When Third Panzer Army launched Operation Doppelkopf on the 15th, the division was located at Tukums in Latvia. By mid-September 51st Army had been shifted to the south, roughly along the Latvian/Lithuanian border, near Eleja. It was still in these positions in the first week of October at the start of the Memel Offensive Operation, which finally cut off Army Group North and created the Courland Pocket. 51st Army remained in this general area on the Baltic coast for the duration of the war, moving to the 2nd Baltic Front in February, 1945 and then to the Kurland Group in Leningrad Front a month later. Following the German surrender the division carried the full title: 417th Rifle, Sivash, Order of the Red Banner, Order of Suvorov Division. (Russian: 417-я стрелковая Сивашская Краснознамённая ордена Суворова дивизия.)

== Postwar ==
In the summer of 1945 the division was relocated to Chelyabinsk in the Ural Military District with the 63rd Corps. It was quickly moved to Chebarkul, where it was reduced to the 45th Separate Rifle Brigade.

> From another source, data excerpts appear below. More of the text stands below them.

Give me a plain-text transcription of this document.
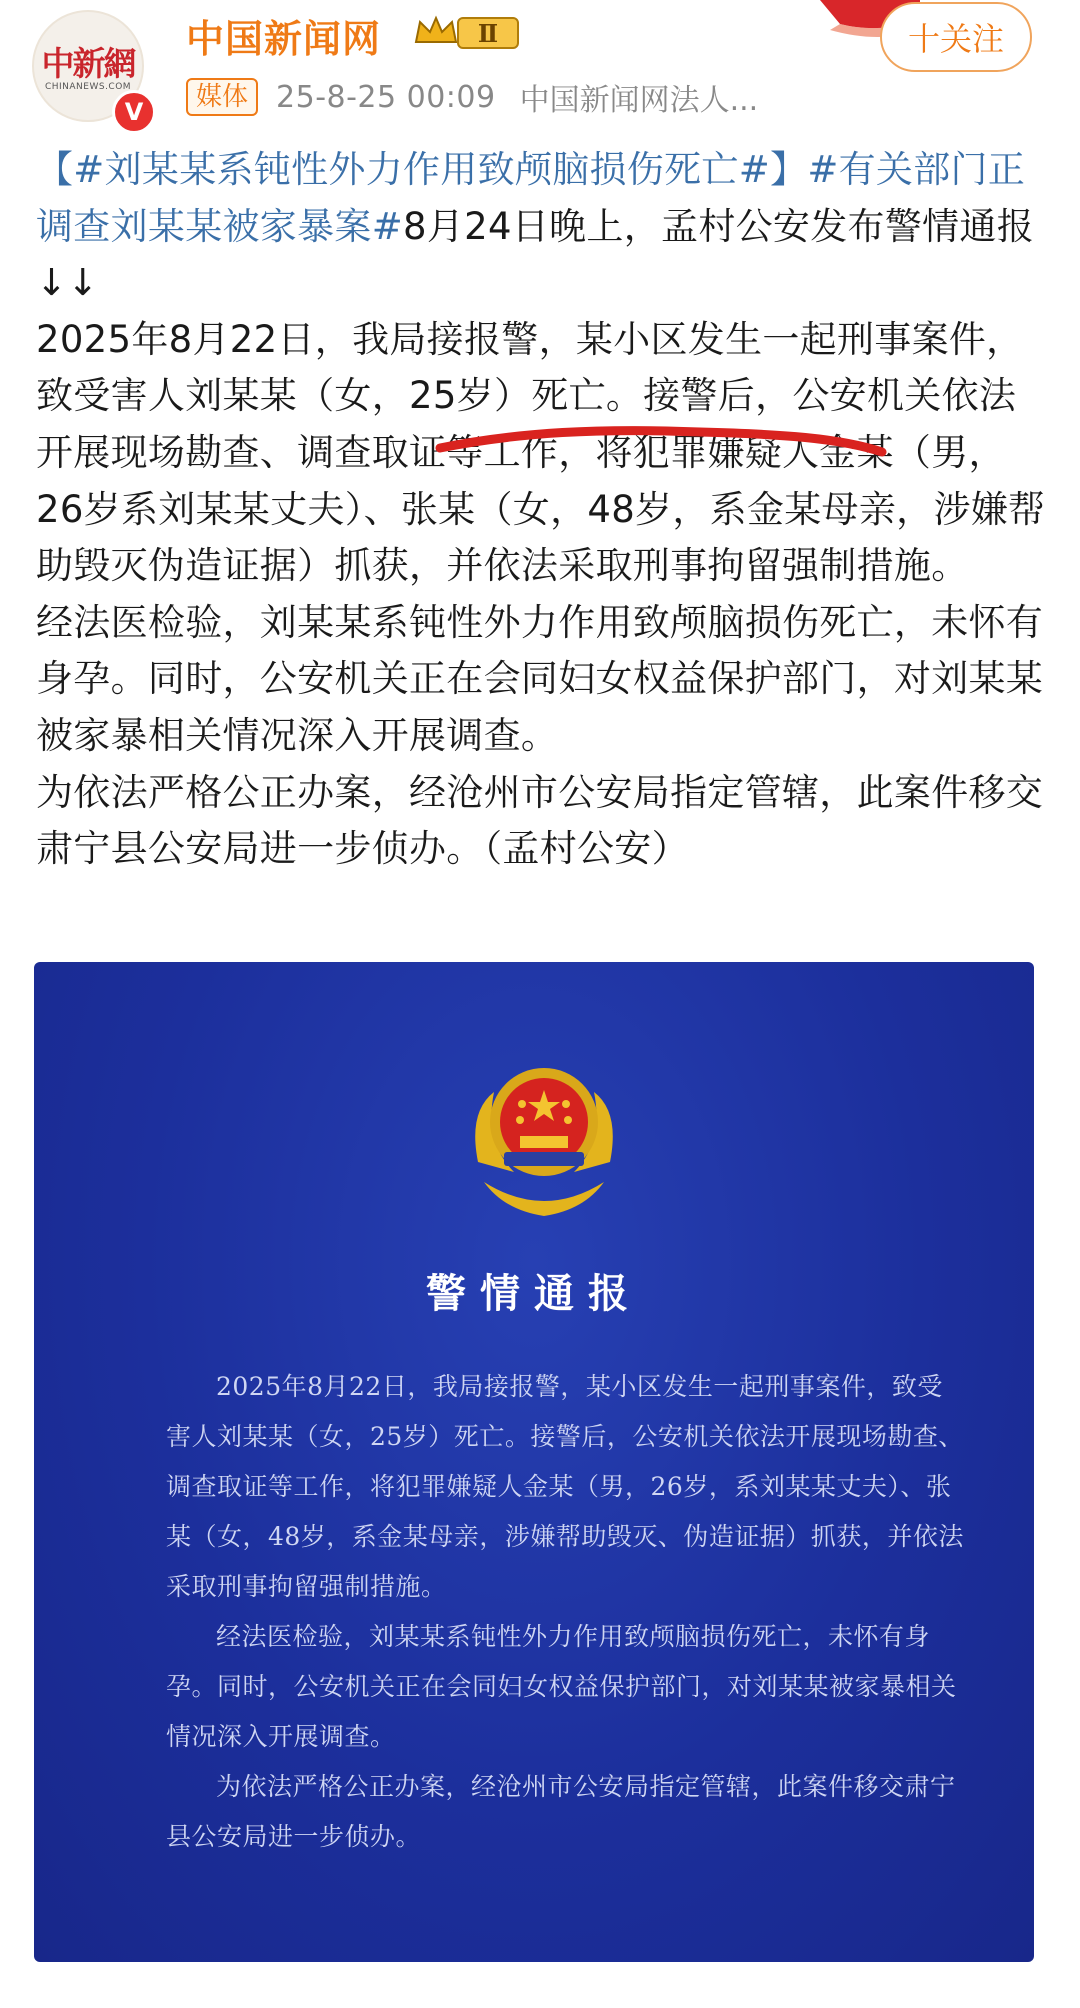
中新網
CHINANEWS.COM
V
中国新闻网	Ⅱ
媒体 25-8-25 00:09 中国新闻网法人...
十关注

【#刘某某系钝性外力作用致颅脑损伤死亡#】#有关部门正调查刘某某被家暴案#8月24日晚上，孟村公安发布警情通报↓↓

2025年8月22日，我局接报警，某小区发生一起刑事案件，致受害人刘某某（女，25岁）死亡。接警后，公安机关依法开展现场勘查、调查取证等工作，将犯罪嫌疑人金某（男，26岁系刘某某丈夫）、张某（女，48岁，系金某母亲，涉嫌帮助毁灭伪造证据）抓获，并依法采取刑事拘留强制措施。

经法医检验，刘某某系钝性外力作用致颅脑损伤死亡，未怀有身孕。同时，公安机关正在会同妇女权益保护部门，对刘某某被家暴相关情况深入开展调查。

为依法严格公正办案，经沧州市公安局指定管辖，此案件移交肃宁县公安局进一步侦办。（孟村公安）

警情通报

2025年8月22日，我局接报警，某小区发生一起刑事案件，致受害人刘某某（女，25岁）死亡。接警后，公安机关依法开展现场勘查、调查取证等工作，将犯罪嫌疑人金某（男，26岁，系刘某某丈夫）、张某（女，48岁，系金某母亲，涉嫌帮助毁灭、伪造证据）抓获，并依法采取刑事拘留强制措施。

经法医检验，刘某某系钝性外力作用致颅脑损伤死亡，未怀有身孕。同时，公安机关正在会同妇女权益保护部门，对刘某某被家暴相关情况深入开展调查。

为依法严格公正办案，经沧州市公安局指定管辖，此案件移交肃宁县公安局进一步侦办。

The brigade was expanded into the 417th Rifle Division in October 1953. In early 1955 the division was renumbered as the 78th Rifle Division. On June 4, 1957 it was converted into the 78th Motor Rifle Division. The 78th became a training division on May 24, 1962, directly subordinated to the district headquarters. It was redesignated as the 471st District Training Center in 1987, and reduced to the 5355th Weapons and Equipment Storage Base in 1989.